The method of formation of powerful impulses of current in the low impedance load and the device for its implementation

 

(57) Abstract:

The invention relates to power electronics and can be used in devices for testing circuit breakers. Achievable technical result is the reduction of the amplitude of the pulses of the current consumed from the mains supply. In the method of formation of powerful impulses of current in the low impedance load after passing the supply voltage through zero takes place simultaneously with connection of the mains supply to the coils of the primary winding of the transformer connecting the capacitor is charged to voltage selectable from the ratio determined by the ratio of the number of coils which are connected to the capacitor, to the number of turns of the primary winding multiplied by the peak value of the mains voltage. Device for the formation of powerful impulses of current in the low impedance load includes a transformer with a load in the secondary winding, two bi-directional key, a source of alternating voltage, a control device, the capacitor and the device charge. 2 S. p. f-crystals, 8 ill.

The invention relates to power electronics and can be used in devices for testing circuit breakers.

Known embedded winding. The method consists in that the primary winding of the transformer connected to the mains alternating current at an arbitrary time, without synchronization with the supply voltage [1].

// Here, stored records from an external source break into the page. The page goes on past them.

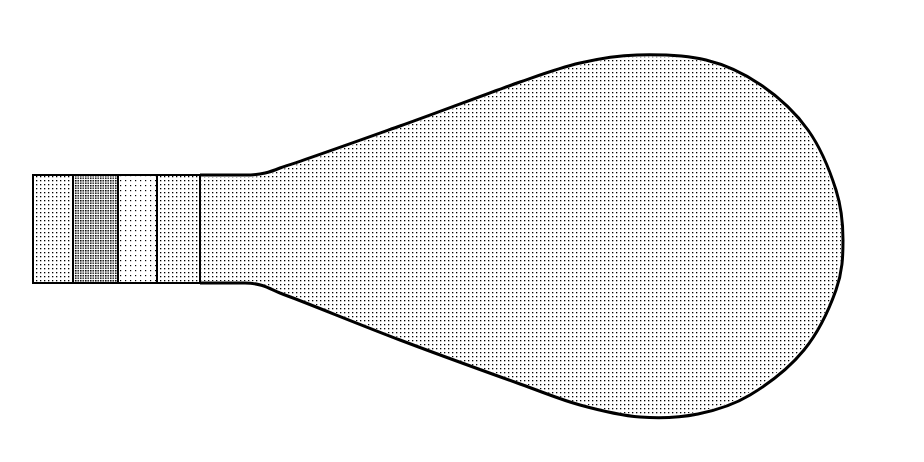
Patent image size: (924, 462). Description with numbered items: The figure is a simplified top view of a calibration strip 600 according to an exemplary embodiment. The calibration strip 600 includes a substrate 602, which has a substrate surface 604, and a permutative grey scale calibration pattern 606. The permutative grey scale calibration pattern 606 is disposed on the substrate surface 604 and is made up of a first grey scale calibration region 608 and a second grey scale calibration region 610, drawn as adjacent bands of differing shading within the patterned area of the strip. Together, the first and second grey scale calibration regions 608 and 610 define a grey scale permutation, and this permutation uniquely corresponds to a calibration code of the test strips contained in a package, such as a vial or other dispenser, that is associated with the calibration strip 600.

The calibration strip 600 is at (227, 78).
The substrate 602 is at (450, 366).
The substrate surface 604 is at (723, 122).
The permutative grey scale calibration pattern 606 is at (203, 166).
The first grey scale calibration region 608 is at (90, 276).
The second grey scale calibration region 610 is at (175, 276).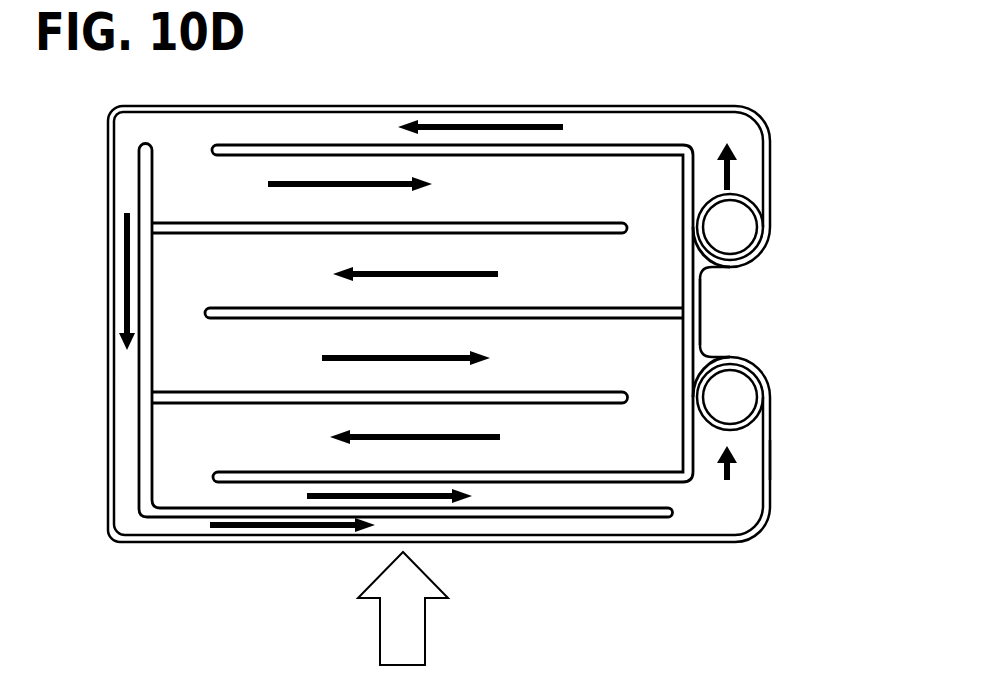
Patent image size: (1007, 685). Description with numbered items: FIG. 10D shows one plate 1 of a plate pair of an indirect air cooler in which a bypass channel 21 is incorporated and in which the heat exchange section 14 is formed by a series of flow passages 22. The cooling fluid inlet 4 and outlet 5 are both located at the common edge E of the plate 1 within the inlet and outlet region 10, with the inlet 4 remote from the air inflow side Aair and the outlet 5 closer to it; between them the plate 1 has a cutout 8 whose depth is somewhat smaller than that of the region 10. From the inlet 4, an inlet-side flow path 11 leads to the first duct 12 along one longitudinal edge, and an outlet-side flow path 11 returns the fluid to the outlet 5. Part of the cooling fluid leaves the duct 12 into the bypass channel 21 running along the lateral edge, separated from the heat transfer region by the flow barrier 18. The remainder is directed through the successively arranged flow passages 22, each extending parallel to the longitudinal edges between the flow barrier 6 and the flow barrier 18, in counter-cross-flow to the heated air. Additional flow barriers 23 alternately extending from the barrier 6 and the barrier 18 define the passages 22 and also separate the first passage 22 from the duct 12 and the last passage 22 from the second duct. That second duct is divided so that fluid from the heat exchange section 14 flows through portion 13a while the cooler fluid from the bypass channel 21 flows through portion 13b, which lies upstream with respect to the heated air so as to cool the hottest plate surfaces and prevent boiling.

The plate 1 is at (473, 80).
The inlet 4 is at (735, 224).
The outlet 5 is at (737, 400).
The flow barrier 6 is at (690, 167).
The cutout 8 is at (732, 317).
The inlet and outlet region 10 is at (768, 93).
The flow path 11 is at (755, 170).
The first duct 12 is at (307, 120).
The first portion of second duct 13a is at (550, 500).
The second portion of second duct 13b is at (520, 528).
The heat exchange section 14 is at (567, 438).
The flow barrier 18 is at (140, 177).
The bypass channel 21 is at (133, 425).
The flow passages 22 is at (411, 284).
The flow barriers 23 is at (545, 223).
The common edge E is at (773, 458).
The air inflow side Aair is at (403, 608).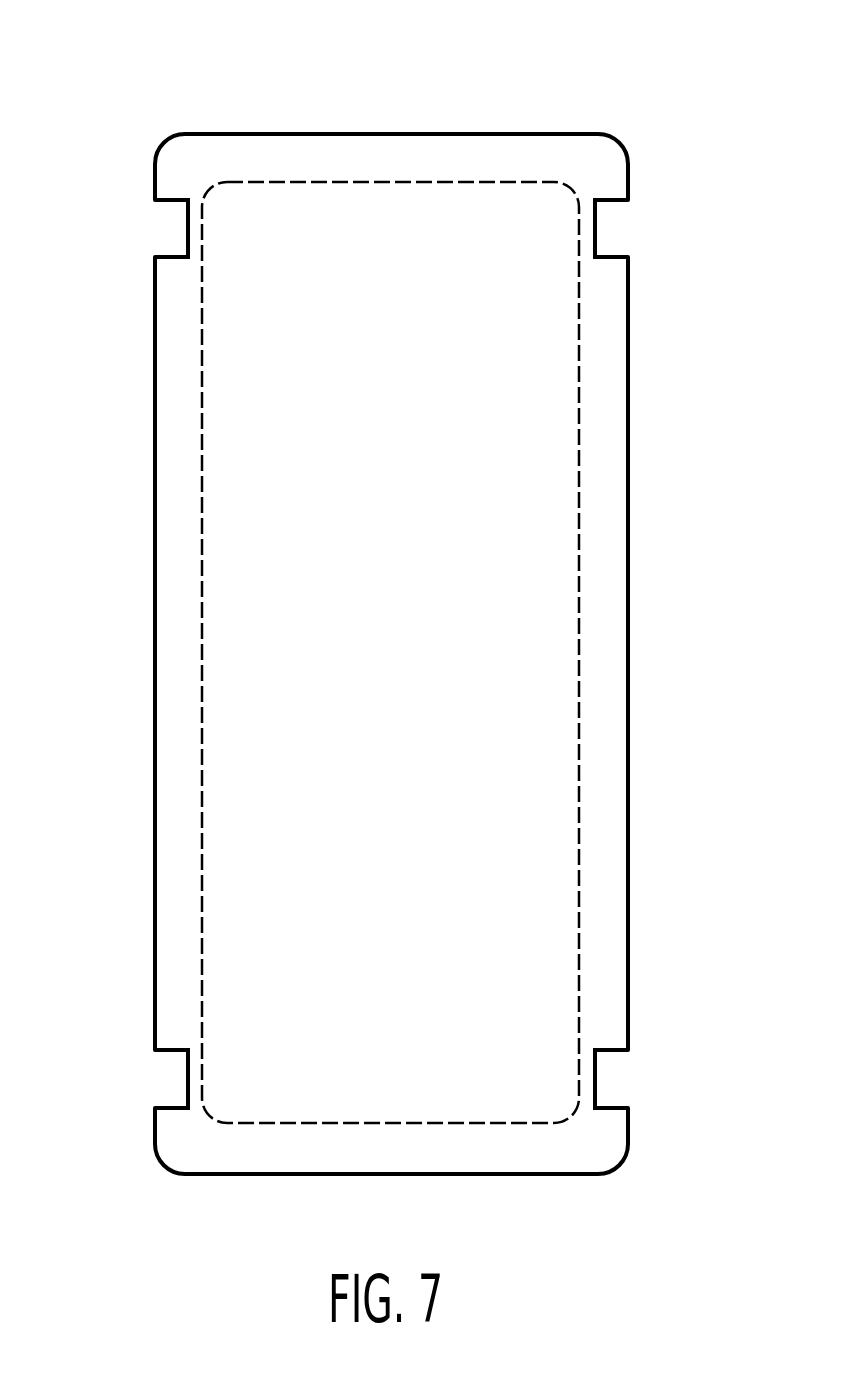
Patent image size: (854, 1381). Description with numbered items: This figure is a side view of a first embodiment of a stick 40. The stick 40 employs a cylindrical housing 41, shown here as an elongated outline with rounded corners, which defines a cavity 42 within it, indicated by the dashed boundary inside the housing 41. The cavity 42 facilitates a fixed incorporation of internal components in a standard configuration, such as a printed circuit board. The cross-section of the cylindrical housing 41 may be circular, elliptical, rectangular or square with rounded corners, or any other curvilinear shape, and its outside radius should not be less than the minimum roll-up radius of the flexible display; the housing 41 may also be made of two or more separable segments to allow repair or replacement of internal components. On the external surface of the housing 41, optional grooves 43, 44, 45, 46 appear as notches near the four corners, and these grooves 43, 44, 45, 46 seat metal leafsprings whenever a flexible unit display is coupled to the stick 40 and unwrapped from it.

The stick 40 is at (394, 593).
The cylindrical housing 41 is at (630, 502).
The cavity 42 is at (402, 666).
The groove 43 is at (186, 225).
The groove 44 is at (186, 1076).
The groove 45 is at (597, 226).
The groove 46 is at (597, 1077).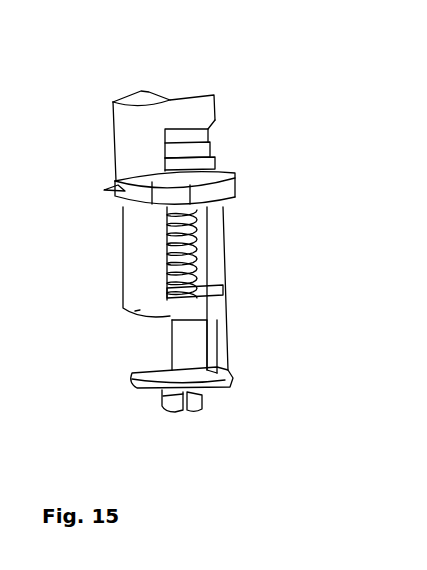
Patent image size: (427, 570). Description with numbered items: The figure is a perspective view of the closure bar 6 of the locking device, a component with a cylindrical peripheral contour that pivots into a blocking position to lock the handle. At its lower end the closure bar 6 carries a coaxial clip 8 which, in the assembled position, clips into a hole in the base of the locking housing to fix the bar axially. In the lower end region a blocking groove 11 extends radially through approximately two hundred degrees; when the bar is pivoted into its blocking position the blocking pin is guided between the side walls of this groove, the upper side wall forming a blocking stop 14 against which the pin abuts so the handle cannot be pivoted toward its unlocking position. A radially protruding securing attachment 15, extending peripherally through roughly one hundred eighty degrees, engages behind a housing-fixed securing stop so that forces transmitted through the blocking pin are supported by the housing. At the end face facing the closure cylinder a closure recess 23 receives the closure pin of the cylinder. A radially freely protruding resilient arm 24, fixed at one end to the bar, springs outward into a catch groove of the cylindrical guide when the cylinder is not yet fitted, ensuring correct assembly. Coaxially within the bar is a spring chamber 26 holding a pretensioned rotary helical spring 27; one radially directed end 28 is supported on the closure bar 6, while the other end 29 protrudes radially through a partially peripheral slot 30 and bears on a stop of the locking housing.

However, the known method is characterized by the consumption from the mains supply a large current.

Closest to the proposed by its technical essence is a method, involving the use of a transformer with the load in the secondary winding, characterized by the fact that the primary winding of the transformer connected to the mains supply after a predetermined period of time after passing the supply voltage through zero, i.e. synchronization with mains voltage [2, 3].

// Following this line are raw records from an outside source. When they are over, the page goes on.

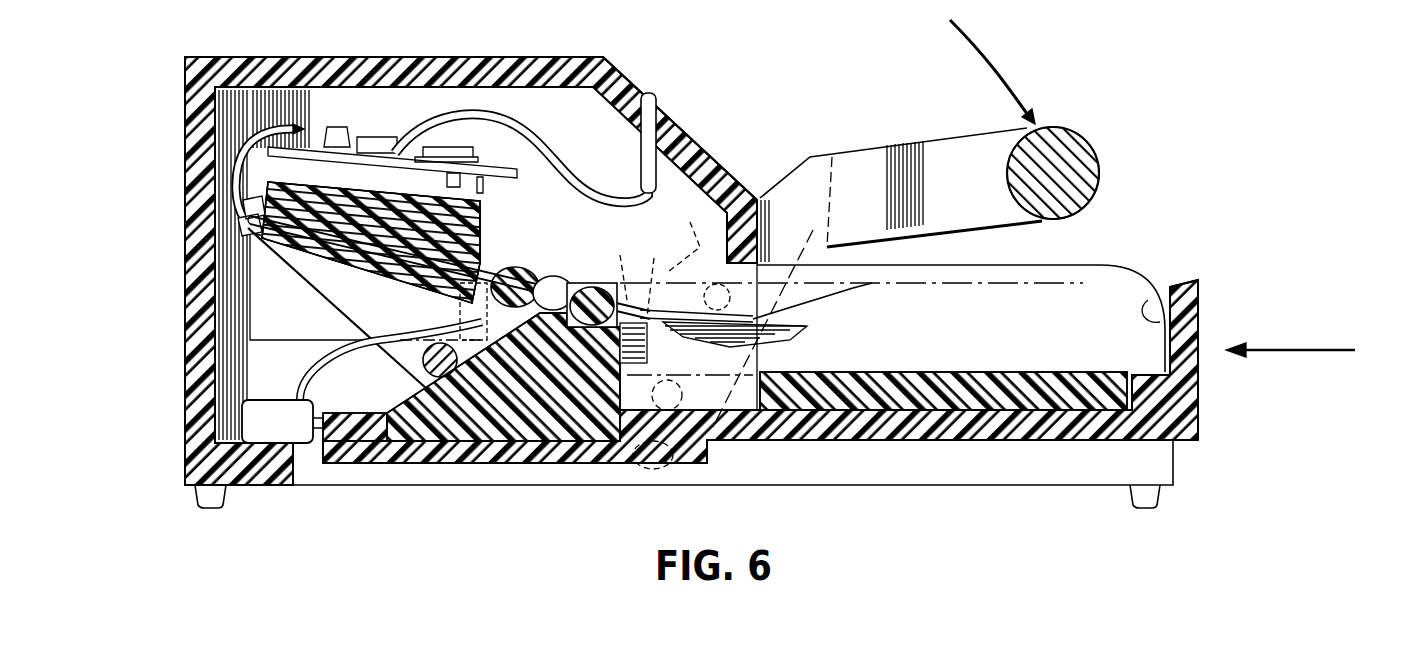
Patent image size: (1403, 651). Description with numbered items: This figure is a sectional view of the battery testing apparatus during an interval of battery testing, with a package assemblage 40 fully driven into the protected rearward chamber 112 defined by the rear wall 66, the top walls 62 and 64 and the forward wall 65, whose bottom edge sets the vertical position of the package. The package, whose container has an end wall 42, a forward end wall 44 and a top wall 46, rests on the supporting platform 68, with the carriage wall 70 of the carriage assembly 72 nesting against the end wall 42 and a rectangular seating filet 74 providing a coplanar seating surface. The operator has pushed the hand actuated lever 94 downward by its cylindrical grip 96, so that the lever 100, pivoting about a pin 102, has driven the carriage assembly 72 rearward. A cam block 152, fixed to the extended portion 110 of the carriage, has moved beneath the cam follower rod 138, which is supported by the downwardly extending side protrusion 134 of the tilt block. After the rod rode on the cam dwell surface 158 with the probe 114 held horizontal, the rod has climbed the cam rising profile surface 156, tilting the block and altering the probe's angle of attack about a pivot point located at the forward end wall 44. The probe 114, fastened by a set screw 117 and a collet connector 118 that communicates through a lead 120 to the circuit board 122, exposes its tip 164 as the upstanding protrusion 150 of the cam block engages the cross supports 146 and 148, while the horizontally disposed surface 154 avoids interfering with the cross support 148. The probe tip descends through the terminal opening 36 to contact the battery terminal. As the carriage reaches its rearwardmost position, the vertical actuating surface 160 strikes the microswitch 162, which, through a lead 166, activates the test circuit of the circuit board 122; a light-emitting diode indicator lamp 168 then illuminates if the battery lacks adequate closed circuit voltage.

The top wall 62 is at (430, 57).
The rear wall 66 is at (205, 150).
The top wall 64 is at (713, 170).
The forward wall 65 is at (762, 203).
The chamber 112 is at (583, 119).
The lead 120 is at (250, 152).
The circuit board 122 is at (435, 124).
The indicator lamp 168 is at (656, 104).
The set screw 117 is at (302, 243).
The collet connector 118 is at (253, 255).
The side protrusion 134 is at (347, 307).
The lead 166 is at (328, 360).
The cam follower rod 138 is at (440, 355).
The extended portion of carriage 110 is at (537, 462).
The carriage assembly 72 is at (1090, 440).
The end wall 42 is at (1167, 303).
The rectangular seating filet 74 is at (1143, 380).
The vertical actuating surface 160 is at (317, 446).
The cam dwell surface 158 is at (333, 418).
The cam rising profile surface 156 is at (440, 395).
The microswitch 162 is at (270, 412).
The supporting platform 68 is at (1018, 372).
The package assemblage 40 is at (1118, 304).
The top wall 46 is at (1068, 283).
The carriage wall 70 is at (1190, 328).
The lever 100 is at (877, 165).
The cylindrical grip 96 is at (1070, 150).
The hand actuated lever 94 is at (1046, 120).
The terminal opening 36 is at (800, 293).
The cross support 146 is at (525, 265).
The upstanding protrusion 150 is at (556, 276).
The horizontally disposed surface 154 is at (570, 327).
The cross support 148 is at (597, 283).
The cam block 152 is at (653, 357).
The end wall 44 is at (621, 254).
The probe 114 is at (645, 313).
The pin 102 is at (700, 245).
The probe tip 164 is at (753, 285).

However, the known method is characterized by the consumption of the network of large amplitude current pulses.

It is known device for the formation of a powerful current pulse containing the transformer with the load in the secondary winding, bi-directional key and the AC voltage [1]. The pulses of the load current is generated at the circuit bi-directional key, and the key is locked at an arbitrary time, without synchronization with the voltage of AC source voltage.

Closest to the proposed by its technical essence is the device containing the transformer with the load in the secondary winding, bidirectional managed key control device and a source of alternating voltage. The current pulse load generated when the control device bi-directional key, and the key is switched on after a specified period of time after the passage of the voltage of the AC voltage crosses zero, i.e. synchronization with the voltage of AC source voltage [2, 3].

However, the known device is characterized by the consumption from a source of alternating voltage high current.

The objective of the invention is to reduce the amplitude of the pulses of the current consumed from the mains (AC power).

The method is implemented by a device for the formation of powerful impulses of current in the low impedance load, containing the transformer with the load in the secondary winding, bidirectional managed key source of alternating voltage, a control device, the device charge the capacitor and the second bidirectional driven key, and the capacitor is connected through ustroystvo charge - to the source of AC voltage.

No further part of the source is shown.